Senta aqui, vamos conversar bem pertinho. É, eu ando meio
carente, então vem aqui e segura a minha mão. Preciso desabafar, te contar
algumas angústias, aflições, dividir as coisas. pode ser? Não vou me estender
muito, sei que você é ocupado. Além disso, é sexta-feira. Quem quer ouvir
lamúrias em plena sexta? Eu entendo. Se fosse mais tarde, entre um gole e outro
de bebida forte, a gente podia sentar na sarjeta, reclamar da vida, arrotar baixinho
e comer cachorro-quente da esquina. Mas é dia. É dia e as pessoas têm pressa. Vem,
não vou tomar muito do seu tempo.
Uma vez eu achei que todo mundo era meu amigo, sabe? E sofri,
como eu sofri. As coisas começaram lá atrás, quando eu ainda era pequena. Todo mundo
implicava com uma menina da sala. Resolvi defender, enfrentei todos, entende? Todos.

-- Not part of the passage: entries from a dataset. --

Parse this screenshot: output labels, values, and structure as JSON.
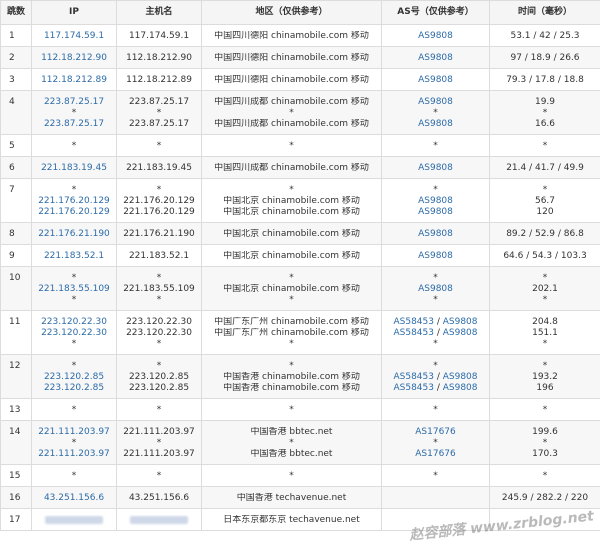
{
  "headers": [
    "跳数",
    "IP",
    "主机名",
    "地区（仅供参考）",
    "AS号（仅供参考）",
    "时间（毫秒）"
  ],
  "rows": [
    {
      "hop": "1",
      "ips": [
        "117.174.59.1"
      ],
      "hosts": [
        "117.174.59.1"
      ],
      "regions": [
        "中国四川德阳 chinamobile.com 移动"
      ],
      "as": [
        [
          "AS9808"
        ]
      ],
      "times": [
        "53.1 / 42 / 25.3"
      ]
    },
    {
      "hop": "2",
      "ips": [
        "112.18.212.90"
      ],
      "hosts": [
        "112.18.212.90"
      ],
      "regions": [
        "中国四川德阳 chinamobile.com 移动"
      ],
      "as": [
        [
          "AS9808"
        ]
      ],
      "times": [
        "97 / 18.9 / 26.6"
      ]
    },
    {
      "hop": "3",
      "ips": [
        "112.18.212.89"
      ],
      "hosts": [
        "112.18.212.89"
      ],
      "regions": [
        "中国四川德阳 chinamobile.com 移动"
      ],
      "as": [
        [
          "AS9808"
        ]
      ],
      "times": [
        "79.3 / 17.8 / 18.8"
      ]
    },
    {
      "hop": "4",
      "ips": [
        "223.87.25.17",
        "*",
        "223.87.25.17"
      ],
      "hosts": [
        "223.87.25.17",
        "*",
        "223.87.25.17"
      ],
      "regions": [
        "中国四川成都 chinamobile.com 移动",
        "*",
        "中国四川成都 chinamobile.com 移动"
      ],
      "as": [
        [
          "AS9808"
        ],
        [
          "*"
        ],
        [
          "AS9808"
        ]
      ],
      "times": [
        "19.9",
        "*",
        "16.6"
      ]
    },
    {
      "hop": "5",
      "ips": [
        "*"
      ],
      "hosts": [
        "*"
      ],
      "regions": [
        "*"
      ],
      "as": [
        [
          "*"
        ]
      ],
      "times": [
        "*"
      ]
    },
    {
      "hop": "6",
      "ips": [
        "221.183.19.45"
      ],
      "hosts": [
        "221.183.19.45"
      ],
      "regions": [
        "中国四川成都 chinamobile.com 移动"
      ],
      "as": [
        [
          "AS9808"
        ]
      ],
      "times": [
        "21.4 / 41.7 / 49.9"
      ]
    },
    {
      "hop": "7",
      "ips": [
        "*",
        "221.176.20.129",
        "221.176.20.129"
      ],
      "hosts": [
        "*",
        "221.176.20.129",
        "221.176.20.129"
      ],
      "regions": [
        "*",
        "中国北京 chinamobile.com 移动",
        "中国北京 chinamobile.com 移动"
      ],
      "as": [
        [
          "*"
        ],
        [
          "AS9808"
        ],
        [
          "AS9808"
        ]
      ],
      "times": [
        "*",
        "56.7",
        "120"
      ]
    },
    {
      "hop": "8",
      "ips": [
        "221.176.21.190"
      ],
      "hosts": [
        "221.176.21.190"
      ],
      "regions": [
        "中国北京 chinamobile.com 移动"
      ],
      "as": [
        [
          "AS9808"
        ]
      ],
      "times": [
        "89.2 / 52.9 / 86.8"
      ]
    },
    {
      "hop": "9",
      "ips": [
        "221.183.52.1"
      ],
      "hosts": [
        "221.183.52.1"
      ],
      "regions": [
        "中国北京 chinamobile.com 移动"
      ],
      "as": [
        [
          "AS9808"
        ]
      ],
      "times": [
        "64.6 / 54.3 / 103.3"
      ]
    },
    {
      "hop": "10",
      "ips": [
        "*",
        "221.183.55.109",
        "*"
      ],
      "hosts": [
        "*",
        "221.183.55.109",
        "*"
      ],
      "regions": [
        "*",
        "中国北京 chinamobile.com 移动",
        "*"
      ],
      "as": [
        [
          "*"
        ],
        [
          "AS9808"
        ],
        [
          "*"
        ]
      ],
      "times": [
        "*",
        "202.1",
        "*"
      ]
    },
    {
      "hop": "11",
      "ips": [
        "223.120.22.30",
        "223.120.22.30",
        "*"
      ],
      "hosts": [
        "223.120.22.30",
        "223.120.22.30",
        "*"
      ],
      "regions": [
        "中国广东广州 chinamobile.com 移动",
        "中国广东广州 chinamobile.com 移动",
        "*"
      ],
      "as": [
        [
          "AS58453",
          "AS9808"
        ],
        [
          "AS58453",
          "AS9808"
        ],
        [
          "*"
        ]
      ],
      "times": [
        "204.8",
        "151.1",
        "*"
      ]
    },
    {
      "hop": "12",
      "ips": [
        "*",
        "223.120.2.85",
        "223.120.2.85"
      ],
      "hosts": [
        "*",
        "223.120.2.85",
        "223.120.2.85"
      ],
      "regions": [
        "*",
        "中国香港 chinamobile.com 移动",
        "中国香港 chinamobile.com 移动"
      ],
      "as": [
        [
          "*"
        ],
        [
          "AS58453",
          "AS9808"
        ],
        [
          "AS58453",
          "AS9808"
        ]
      ],
      "times": [
        "*",
        "193.2",
        "196"
      ]
    },
    {
      "hop": "13",
      "ips": [
        "*"
      ],
      "hosts": [
        "*"
      ],
      "regions": [
        "*"
      ],
      "as": [
        [
          "*"
        ]
      ],
      "times": [
        "*"
      ]
    },
    {
      "hop": "14",
      "ips": [
        "221.111.203.97",
        "*",
        "221.111.203.97"
      ],
      "hosts": [
        "221.111.203.97",
        "*",
        "221.111.203.97"
      ],
      "regions": [
        "中国香港 bbtec.net",
        "*",
        "中国香港 bbtec.net"
      ],
      "as": [
        [
          "AS17676"
        ],
        [
          "*"
        ],
        [
          "AS17676"
        ]
      ],
      "times": [
        "199.6",
        "*",
        "170.3"
      ]
    },
    {
      "hop": "15",
      "ips": [
        "*"
      ],
      "hosts": [
        "*"
      ],
      "regions": [
        "*"
      ],
      "as": [
        [
          "*"
        ]
      ],
      "times": [
        "*"
      ]
    },
    {
      "hop": "16",
      "ips": [
        "43.251.156.6"
      ],
      "hosts": [
        "43.251.156.6"
      ],
      "regions": [
        "中国香港 techavenue.net"
      ],
      "as": [
        [
          ""
        ]
      ],
      "times": [
        "245.9 / 282.2 / 220"
      ]
    },
    {
      "hop": "17",
      "ips": [
        ""
      ],
      "hosts": [
        ""
      ],
      "regions": [
        "日本东京都东京 techavenue.net"
      ],
      "as": [
        [
          ""
        ]
      ],
      "times": [
        ""
      ]
    }
  ],
  "as_separator": " / ",
  "watermark": "赵容部落 www.zrblog.net",
  "colors": {
    "link": "#2c6ba8",
    "header_bg": "#f5f5f5",
    "stripe_bg": "#f7f7f7",
    "border": "#dcdcdc"
  }
}
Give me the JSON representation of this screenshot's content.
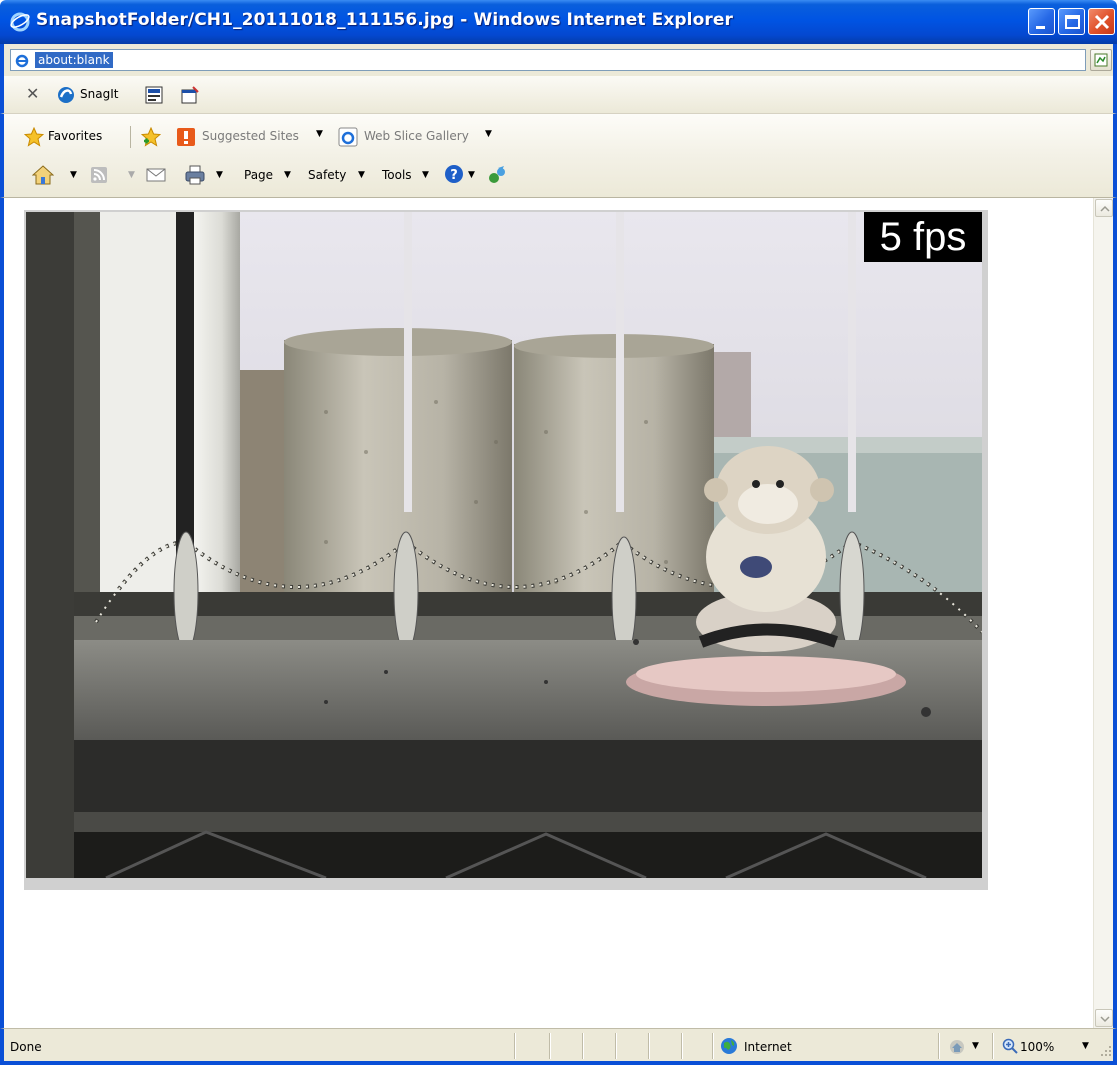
{
  "window": {
    "title": "SnapshotFolder/CH1_20111018_111156.jpg - Windows Internet Explorer",
    "icon": "ie-icon"
  },
  "address": {
    "url": "about:blank"
  },
  "snagit": {
    "label": "SnagIt"
  },
  "favorites_bar": {
    "favorites_label": "Favorites",
    "suggested_sites_label": "Suggested Sites",
    "web_slice_label": "Web Slice Gallery"
  },
  "command_bar": {
    "page_label": "Page",
    "safety_label": "Safety",
    "tools_label": "Tools"
  },
  "content": {
    "overlay_text": "5 fps"
  },
  "status": {
    "text": "Done",
    "zone": "Internet",
    "zoom": "100%"
  },
  "colors": {
    "titlebar": "#0054e3",
    "chrome": "#ece9d8",
    "close_button": "#e0512a",
    "selection": "#316ac5"
  }
}
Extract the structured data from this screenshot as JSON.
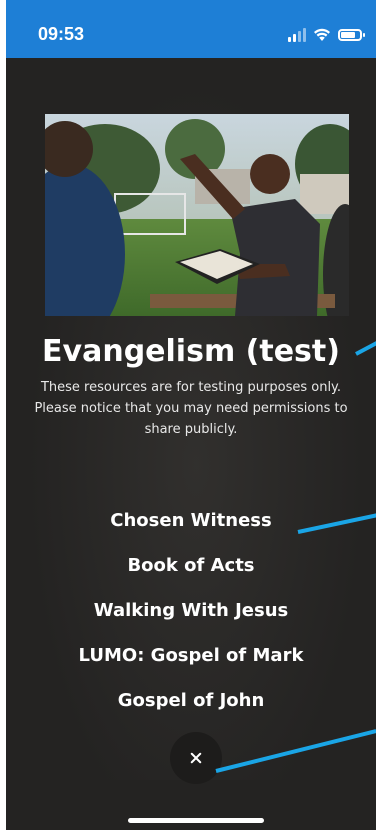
{
  "status_bar": {
    "time": "09:53",
    "icons": [
      "cellular-signal-icon",
      "wifi-icon",
      "battery-icon"
    ],
    "background_color": "#1e7fd6"
  },
  "hero": {
    "image_description": "hero-photo"
  },
  "resource": {
    "title": "Evangelism (test)",
    "description": "These resources are for testing purposes only. Please notice that you may need permissions to share publicly."
  },
  "menu": {
    "items": [
      {
        "label": "Chosen Witness"
      },
      {
        "label": "Book of Acts"
      },
      {
        "label": "Walking With Jesus"
      },
      {
        "label": "LUMO: Gospel of Mark"
      },
      {
        "label": "Gospel of John"
      }
    ]
  },
  "close": {
    "icon": "close-icon"
  },
  "colors": {
    "background": "#242322",
    "accent": "#1e7fd6",
    "annotation": "#1aa5e6",
    "text": "#ffffff"
  }
}
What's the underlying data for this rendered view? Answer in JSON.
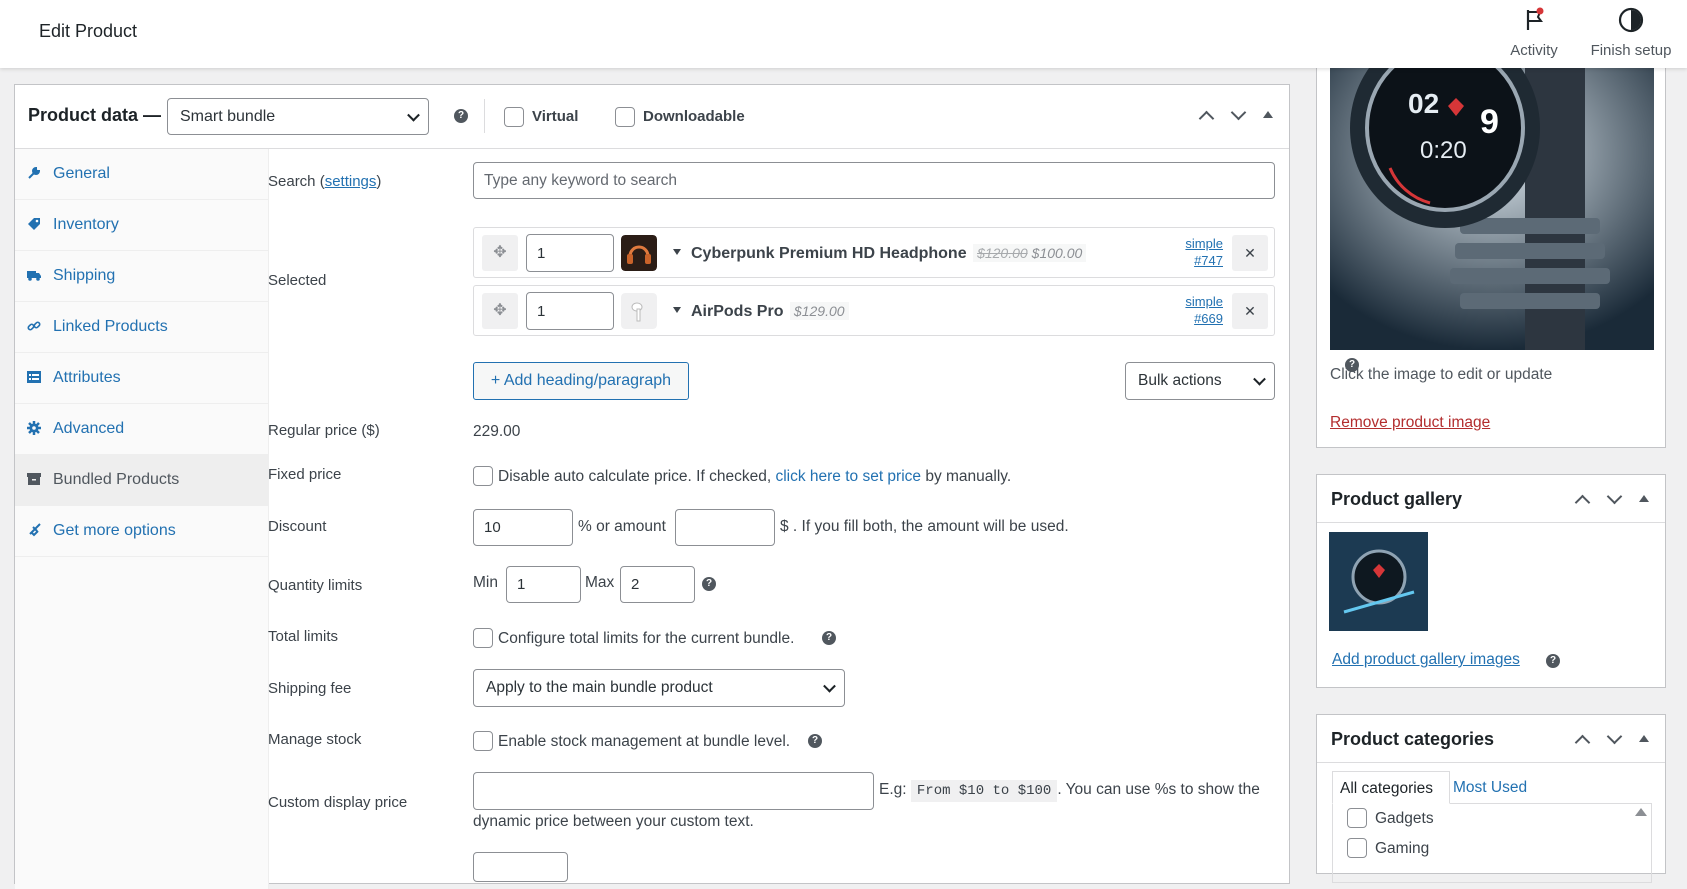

E o povo acabou ficando amigo e eu acabei me sentindo quase uma heroína. Depois,
na quinta série, eu arrumei uma briga feia com as meninas da sala. O motivo? Não
lembro. Sei que todo mundo ficou de mal comigo. Se fosse hoje, seria bullying, mas
foi há anos, então naquele tempo era “todo mundo ficou de mal comigo”. Eu sentava
sozinha na hora do recreio. E às vezes eu chorava no banheiro. É que uma das
meninas era pop, ela fez a cabeça de todo mundo. E naquele tempo ser Maria Vai
Com As Outras era o mesmo que usar sneakers hoje em dia. Tradução: todo mundo
fazia parte do clube. Pouco tempo depois, uma das meninas brigou com a outra,
me pediu desculpa e tudo quase voltou a ser como era. Quase. Porque entendi o
que é ser um amigo. E o que é não ter um amigo. Ela voltou a ser minha amiga. Eu
voltei a ser conhecida dela. E a partir daí comecei a classificar algumas
coisas no meu caderno imaginário de capa de veludo rosa bebê.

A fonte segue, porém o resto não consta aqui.